To meet its deficit targets in 2020 and 2021, the Italian government agreed with the European Commission in December that it would raise value-added tax (VAT), or find other means to generate the cash.

Di Maio has maintained that the Italian government will not raise VAT to generate 23 billion euros ($25.9 billion) in 2020 and, at the same time, will deliver income tax cuts worth an estimated 12 billion euros.

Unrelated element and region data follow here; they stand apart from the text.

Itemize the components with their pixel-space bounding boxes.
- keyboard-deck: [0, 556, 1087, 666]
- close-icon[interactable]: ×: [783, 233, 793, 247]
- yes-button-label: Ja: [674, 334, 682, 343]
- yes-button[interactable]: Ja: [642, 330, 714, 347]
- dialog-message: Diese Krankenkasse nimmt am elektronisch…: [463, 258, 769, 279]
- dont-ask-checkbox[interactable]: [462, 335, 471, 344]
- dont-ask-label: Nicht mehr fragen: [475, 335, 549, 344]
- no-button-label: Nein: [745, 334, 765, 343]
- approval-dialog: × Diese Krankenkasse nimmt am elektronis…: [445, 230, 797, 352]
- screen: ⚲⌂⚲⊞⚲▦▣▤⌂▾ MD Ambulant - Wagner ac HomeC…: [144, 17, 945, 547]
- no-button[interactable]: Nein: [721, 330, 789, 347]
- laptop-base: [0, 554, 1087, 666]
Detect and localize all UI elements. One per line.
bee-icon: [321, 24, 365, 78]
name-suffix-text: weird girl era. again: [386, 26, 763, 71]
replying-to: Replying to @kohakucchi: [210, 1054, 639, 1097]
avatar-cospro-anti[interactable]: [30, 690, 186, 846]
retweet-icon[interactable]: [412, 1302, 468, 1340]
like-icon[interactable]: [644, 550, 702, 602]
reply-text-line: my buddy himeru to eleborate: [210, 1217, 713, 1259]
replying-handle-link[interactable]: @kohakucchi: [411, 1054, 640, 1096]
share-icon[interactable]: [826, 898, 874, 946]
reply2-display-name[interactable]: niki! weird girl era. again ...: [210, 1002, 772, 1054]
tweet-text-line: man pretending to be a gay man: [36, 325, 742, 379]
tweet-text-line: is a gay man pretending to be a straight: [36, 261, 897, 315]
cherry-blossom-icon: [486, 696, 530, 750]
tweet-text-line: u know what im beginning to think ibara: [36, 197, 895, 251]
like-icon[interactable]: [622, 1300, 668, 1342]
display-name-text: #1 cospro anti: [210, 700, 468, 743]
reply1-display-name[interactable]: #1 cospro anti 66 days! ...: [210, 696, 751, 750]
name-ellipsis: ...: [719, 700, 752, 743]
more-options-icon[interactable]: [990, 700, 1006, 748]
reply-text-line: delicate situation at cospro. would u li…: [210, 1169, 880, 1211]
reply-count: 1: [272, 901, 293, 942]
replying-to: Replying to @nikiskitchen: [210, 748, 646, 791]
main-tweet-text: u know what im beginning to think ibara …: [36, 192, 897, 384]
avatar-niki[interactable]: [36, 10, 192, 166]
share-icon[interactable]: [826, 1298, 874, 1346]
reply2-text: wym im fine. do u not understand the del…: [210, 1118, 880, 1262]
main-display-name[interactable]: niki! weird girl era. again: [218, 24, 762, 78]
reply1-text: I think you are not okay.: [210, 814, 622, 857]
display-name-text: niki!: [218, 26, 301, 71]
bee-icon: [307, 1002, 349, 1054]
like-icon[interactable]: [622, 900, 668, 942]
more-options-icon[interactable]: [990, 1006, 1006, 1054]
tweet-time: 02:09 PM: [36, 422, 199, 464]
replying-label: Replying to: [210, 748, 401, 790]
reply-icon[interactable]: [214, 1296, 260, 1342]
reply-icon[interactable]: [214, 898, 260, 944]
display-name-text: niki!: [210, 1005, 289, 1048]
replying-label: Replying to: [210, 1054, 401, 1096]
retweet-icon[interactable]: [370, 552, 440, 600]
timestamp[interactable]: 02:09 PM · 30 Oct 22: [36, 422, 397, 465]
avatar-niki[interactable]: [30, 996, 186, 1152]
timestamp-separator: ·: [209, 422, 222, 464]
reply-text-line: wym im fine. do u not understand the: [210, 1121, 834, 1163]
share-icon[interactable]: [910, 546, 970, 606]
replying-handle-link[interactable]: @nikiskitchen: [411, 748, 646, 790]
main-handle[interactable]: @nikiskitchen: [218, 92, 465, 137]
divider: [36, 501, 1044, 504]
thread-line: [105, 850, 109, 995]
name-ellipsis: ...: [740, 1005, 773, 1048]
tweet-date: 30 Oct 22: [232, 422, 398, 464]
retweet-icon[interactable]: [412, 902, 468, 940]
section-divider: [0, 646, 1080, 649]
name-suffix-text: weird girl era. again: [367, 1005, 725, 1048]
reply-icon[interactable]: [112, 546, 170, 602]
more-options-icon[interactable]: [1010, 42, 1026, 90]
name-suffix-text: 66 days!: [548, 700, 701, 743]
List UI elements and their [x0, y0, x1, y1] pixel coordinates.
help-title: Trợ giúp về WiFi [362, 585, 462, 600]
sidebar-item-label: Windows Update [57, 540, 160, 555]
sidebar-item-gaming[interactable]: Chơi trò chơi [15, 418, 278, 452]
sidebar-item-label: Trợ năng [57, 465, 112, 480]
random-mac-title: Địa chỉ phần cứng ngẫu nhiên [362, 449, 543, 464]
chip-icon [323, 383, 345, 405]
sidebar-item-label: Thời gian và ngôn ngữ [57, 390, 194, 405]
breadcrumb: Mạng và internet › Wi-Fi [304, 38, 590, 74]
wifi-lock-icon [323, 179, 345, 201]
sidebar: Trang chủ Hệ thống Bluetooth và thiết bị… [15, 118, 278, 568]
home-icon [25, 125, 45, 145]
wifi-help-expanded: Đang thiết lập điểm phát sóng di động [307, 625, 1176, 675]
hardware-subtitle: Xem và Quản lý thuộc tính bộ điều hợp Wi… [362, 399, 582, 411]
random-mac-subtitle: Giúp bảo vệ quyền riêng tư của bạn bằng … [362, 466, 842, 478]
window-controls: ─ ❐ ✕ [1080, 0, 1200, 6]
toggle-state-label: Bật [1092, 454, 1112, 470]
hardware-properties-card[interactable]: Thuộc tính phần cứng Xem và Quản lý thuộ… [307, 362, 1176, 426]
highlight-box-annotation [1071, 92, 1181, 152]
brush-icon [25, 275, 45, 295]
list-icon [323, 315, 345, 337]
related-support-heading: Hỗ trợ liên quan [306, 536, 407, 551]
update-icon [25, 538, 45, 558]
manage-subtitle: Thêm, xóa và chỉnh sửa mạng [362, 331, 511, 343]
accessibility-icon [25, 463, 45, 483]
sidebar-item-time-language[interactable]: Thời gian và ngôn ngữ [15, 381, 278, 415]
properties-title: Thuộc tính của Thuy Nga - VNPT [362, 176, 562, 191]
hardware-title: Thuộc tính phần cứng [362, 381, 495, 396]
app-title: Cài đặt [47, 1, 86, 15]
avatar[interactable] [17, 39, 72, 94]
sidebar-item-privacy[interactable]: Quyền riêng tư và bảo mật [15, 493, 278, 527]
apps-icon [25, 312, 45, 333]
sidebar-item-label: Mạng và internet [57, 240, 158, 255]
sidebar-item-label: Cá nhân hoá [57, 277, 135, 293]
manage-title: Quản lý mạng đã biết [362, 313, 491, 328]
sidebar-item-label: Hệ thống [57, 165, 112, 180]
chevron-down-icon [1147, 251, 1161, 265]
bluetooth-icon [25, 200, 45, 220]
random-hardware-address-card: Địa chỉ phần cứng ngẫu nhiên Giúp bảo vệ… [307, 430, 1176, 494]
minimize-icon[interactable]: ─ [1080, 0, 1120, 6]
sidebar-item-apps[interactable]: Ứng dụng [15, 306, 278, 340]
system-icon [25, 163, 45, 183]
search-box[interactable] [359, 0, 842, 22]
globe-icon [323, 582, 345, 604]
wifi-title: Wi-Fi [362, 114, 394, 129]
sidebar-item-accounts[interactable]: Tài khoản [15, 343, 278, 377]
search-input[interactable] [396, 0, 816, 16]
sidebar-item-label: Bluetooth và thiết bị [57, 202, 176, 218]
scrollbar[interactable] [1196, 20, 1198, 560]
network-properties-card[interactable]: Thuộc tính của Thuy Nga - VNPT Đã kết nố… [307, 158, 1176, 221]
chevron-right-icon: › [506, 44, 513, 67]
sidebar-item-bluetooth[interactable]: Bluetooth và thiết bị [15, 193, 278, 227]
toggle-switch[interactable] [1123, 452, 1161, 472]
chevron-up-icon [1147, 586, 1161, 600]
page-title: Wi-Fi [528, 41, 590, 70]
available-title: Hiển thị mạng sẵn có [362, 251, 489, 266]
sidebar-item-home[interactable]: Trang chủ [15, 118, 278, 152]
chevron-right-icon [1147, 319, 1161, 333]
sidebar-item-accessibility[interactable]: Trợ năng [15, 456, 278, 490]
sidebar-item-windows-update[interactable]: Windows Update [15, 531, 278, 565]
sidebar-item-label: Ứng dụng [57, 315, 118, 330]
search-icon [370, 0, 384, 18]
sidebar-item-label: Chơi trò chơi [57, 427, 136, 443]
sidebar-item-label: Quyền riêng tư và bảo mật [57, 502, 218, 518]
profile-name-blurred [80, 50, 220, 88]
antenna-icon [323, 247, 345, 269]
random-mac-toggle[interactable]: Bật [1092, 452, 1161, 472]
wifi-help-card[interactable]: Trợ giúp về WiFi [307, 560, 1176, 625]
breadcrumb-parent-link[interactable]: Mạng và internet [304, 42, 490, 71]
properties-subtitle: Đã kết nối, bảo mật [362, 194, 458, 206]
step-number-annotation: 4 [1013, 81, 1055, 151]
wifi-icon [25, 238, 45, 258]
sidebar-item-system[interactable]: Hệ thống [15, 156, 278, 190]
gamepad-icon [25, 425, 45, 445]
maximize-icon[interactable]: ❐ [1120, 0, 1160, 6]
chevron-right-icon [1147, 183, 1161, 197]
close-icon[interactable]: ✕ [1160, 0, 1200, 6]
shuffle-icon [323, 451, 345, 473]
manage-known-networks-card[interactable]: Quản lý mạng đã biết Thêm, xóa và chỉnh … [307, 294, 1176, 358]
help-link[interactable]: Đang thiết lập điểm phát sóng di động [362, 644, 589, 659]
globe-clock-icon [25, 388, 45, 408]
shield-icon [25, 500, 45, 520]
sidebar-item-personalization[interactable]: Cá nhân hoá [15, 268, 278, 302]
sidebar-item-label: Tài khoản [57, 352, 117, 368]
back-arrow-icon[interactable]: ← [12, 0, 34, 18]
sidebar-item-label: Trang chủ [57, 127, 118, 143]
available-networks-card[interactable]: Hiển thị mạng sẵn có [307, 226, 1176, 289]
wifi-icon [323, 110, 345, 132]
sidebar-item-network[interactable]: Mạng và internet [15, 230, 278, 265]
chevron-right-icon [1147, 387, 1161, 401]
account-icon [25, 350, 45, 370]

Fulfilling both of these promises may please voters but risks further boosting Italy’s eye-watering debt and angering Brussels.

Italy’s Finance Minister Giovanni Tria told CNBC Friday that despite no obvious alternative to raise the much needed cash, Rome would still look to avoid higher rates of value-added tax (VAT).

“We’ll find a balanced solution and we’ll form a fiscal system considering our budget constraint,” he told CNBC’s Joummana Bercetche at the IMF’s Spring Meetings in Washington, D.C.

Tria said that investors in Italian bonds should not take fright at Italy’s slipping budget as the country retained a “productive economy” and that current year indicators were predicting a growth recovery in 2019.

The ratings agency Moody’s has the rating on Italian government debt at Baa3 with a stable outlook. It has warned that while Italy’s revised macroeconomic forecast is realistic, its spending plans won’t help it reduce its deficit.

Di Maio said he didn’t expect downgrades because the country was on the “right track” to improving industrial production and growing exports. Describing his domestic policies of Universal Basic Income and pensions reform as the first phase of economic change, the Italian lawmaker said the county would now enter a second phase of investment in business and industry.

Moody’s chief credit officer for Europe, Middle East and Africa, Colin Ellis, told CNBC earlier Monday that despite Rome’s gloomier forecast for growth and debt-to GDP, he doesn’t expect any downgrade to the sovereign credit rating over the next 12 to 18 months.

“It is definitely something we look at but if we think that debt increase is more likely to be at least partly temporary rather than structural and last for ever then it is something we can look through and take a broader perspective,” he said.

Ellis said the market sell-off and flight away from riskier assets towards the end of 2018 did raise some measures of stress in the Italian corporate sector, particularly in banks.